Modern Day Camel-Swallowers
We’ve all seen camel-swallowers in the church. Maybe it’s an attendee who did not like a particular song in the service, then goes around slandering the music pastor and creating massive disharmony. I’ve known people who want to go “deep” into the Scriptures and are critical of any teacher whose delivery doesn’t adequately meet their preferences. Yet, in their own lives they tolerate sinful habits and consistently exhibit a caustic and unrestrained tongue. I’ve heard stories of church leaders who create significant disunity within the leadership team over an issue of personal preference. The examples could go on for miles. The “Hall of Shame for Christian Camel-Eaters” is packed with ignoble examples.
Avoiding the Camel Choke
So how do we avoid choking our personal, family, and congregational vitality through camel swallowing? As a pastor, I’ve been responsible to encourage people to watch their dietary habits when it comes to gnats and camels. As one who has a burden for the body of Christ in our nation, I hope we can have an eating revolution and learn to stay away from the camels. As a follower of Christ, I pray for the personal wisdom to discern my own ways in order to please Christ and honor His character.
Here are a few suggestions:
1. Learn to discern. There is a difference between a legalistic approach (creating false standards of spirituality, and then judging others by your preferential standard) and a truly biblical approach of loving, direct, personal discussion (vs. open criticism). The only way to do this is to know the Scriptures enough to discern between myopia and maturity.

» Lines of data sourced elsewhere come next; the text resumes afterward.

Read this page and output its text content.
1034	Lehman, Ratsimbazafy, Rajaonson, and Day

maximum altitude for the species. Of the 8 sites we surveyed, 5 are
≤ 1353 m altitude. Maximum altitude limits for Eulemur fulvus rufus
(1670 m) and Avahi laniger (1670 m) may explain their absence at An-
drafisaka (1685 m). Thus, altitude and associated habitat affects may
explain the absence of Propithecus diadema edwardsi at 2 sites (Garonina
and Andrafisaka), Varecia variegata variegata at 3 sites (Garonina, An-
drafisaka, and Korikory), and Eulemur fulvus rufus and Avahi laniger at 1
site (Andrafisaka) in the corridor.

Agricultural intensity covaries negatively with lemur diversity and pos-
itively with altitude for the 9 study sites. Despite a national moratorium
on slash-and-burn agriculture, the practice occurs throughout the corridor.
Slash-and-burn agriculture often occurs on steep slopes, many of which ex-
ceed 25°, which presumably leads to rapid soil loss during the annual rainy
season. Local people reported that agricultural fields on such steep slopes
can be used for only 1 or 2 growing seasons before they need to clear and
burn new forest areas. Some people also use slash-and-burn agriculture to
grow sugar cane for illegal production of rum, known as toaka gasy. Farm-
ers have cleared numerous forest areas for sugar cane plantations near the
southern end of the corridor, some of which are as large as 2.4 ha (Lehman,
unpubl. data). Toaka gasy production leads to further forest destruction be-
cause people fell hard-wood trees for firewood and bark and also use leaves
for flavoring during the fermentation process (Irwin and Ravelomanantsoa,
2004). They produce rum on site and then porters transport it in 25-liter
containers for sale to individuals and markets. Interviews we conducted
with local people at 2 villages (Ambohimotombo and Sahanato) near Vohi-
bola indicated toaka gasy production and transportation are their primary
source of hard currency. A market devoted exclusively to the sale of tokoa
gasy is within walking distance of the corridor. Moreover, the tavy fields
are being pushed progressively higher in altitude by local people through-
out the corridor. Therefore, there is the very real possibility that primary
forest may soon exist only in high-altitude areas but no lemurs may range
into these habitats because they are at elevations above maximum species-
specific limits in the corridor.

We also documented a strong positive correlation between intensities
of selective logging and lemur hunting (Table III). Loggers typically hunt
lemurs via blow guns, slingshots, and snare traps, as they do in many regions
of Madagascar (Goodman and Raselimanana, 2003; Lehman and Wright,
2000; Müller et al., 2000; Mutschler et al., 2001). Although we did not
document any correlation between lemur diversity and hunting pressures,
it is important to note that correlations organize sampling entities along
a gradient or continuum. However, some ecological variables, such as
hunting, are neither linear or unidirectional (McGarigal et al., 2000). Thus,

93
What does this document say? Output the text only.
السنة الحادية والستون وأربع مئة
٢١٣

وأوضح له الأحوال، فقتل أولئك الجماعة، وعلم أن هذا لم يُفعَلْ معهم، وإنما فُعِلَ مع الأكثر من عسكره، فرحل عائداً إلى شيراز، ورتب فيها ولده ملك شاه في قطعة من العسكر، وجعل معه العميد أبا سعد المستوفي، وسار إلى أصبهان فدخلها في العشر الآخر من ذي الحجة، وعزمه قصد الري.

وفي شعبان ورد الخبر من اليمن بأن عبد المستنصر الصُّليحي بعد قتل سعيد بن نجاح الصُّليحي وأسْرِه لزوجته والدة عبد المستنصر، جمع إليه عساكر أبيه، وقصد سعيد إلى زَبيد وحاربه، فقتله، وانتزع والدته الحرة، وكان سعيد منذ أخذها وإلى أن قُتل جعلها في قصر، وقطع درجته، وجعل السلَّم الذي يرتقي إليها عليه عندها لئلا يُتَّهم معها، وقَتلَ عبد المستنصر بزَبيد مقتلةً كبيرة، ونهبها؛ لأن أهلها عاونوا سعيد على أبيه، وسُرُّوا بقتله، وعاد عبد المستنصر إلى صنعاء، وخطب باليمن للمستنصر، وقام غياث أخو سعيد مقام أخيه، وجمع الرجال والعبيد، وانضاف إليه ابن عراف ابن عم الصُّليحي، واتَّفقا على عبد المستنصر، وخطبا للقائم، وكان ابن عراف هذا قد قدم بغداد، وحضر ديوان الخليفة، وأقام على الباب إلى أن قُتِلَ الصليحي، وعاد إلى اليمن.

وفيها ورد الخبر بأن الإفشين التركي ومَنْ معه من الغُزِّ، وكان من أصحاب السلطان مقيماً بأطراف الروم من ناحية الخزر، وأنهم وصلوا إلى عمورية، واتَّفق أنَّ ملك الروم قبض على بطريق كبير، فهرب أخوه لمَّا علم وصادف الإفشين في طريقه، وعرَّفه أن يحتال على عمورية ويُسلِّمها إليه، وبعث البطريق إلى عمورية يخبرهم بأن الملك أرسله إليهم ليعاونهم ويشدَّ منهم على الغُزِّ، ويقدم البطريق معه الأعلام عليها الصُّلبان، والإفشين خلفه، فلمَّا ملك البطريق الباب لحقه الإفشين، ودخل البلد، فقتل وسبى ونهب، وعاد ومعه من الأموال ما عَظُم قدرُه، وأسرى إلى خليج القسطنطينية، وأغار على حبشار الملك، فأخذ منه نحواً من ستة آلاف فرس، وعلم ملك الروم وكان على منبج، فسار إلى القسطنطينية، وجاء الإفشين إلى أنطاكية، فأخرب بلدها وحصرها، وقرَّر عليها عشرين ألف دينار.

2. Check your motives. Is your heart motivated by grace, coupled with a passion to edify others and build up the body? Or is your approach simply a desire to control others (or even the direction of the church) through complaining and criticism?
3. Look in the mirror first. It’s been said that the critic who begins with himself will have little time to take on outside contracts. Are you careful to evaluate your own heart, life, and words first before launching your campaign against another brother or sister?
4. Invite accountability. We can often get so caught up in the subjectivity of our thoughts and feelings that we can’t even see the camels we are feeding on. Ask a truly godly, discerning, and courageous brother or sister to give you honest feedback about your behavior and words. Then, be ready to humbly listen and accept responsibility for whatever they tell you.
5. Keep a clear conscience. If you find out you’ve been gulping camels and have hurt other believers or a group of believers, demonstrate the sincerity of your self-evaluation and repentance by confessing it to the Lord and humbly seeking forgiveness from those you’ve hurt.
6. Remember eternity. All camel-eaters will ultimately be exposed. Eternity is a long time to live with the regret of a silly camel diet.
Let’s keep Jesus’ warning about hypocrisy and myopia always in mind. It helps underscore our own desire for spiritual authenticity. It’s a great idea for parents raising their children in a spiritually confused world. It is an essential principle for our dealings with one another. It is crucial for church leaders.
When asked, “How do you eat a camel?” I hope our answer will always be, “We don’t. It is no longer on the menu.”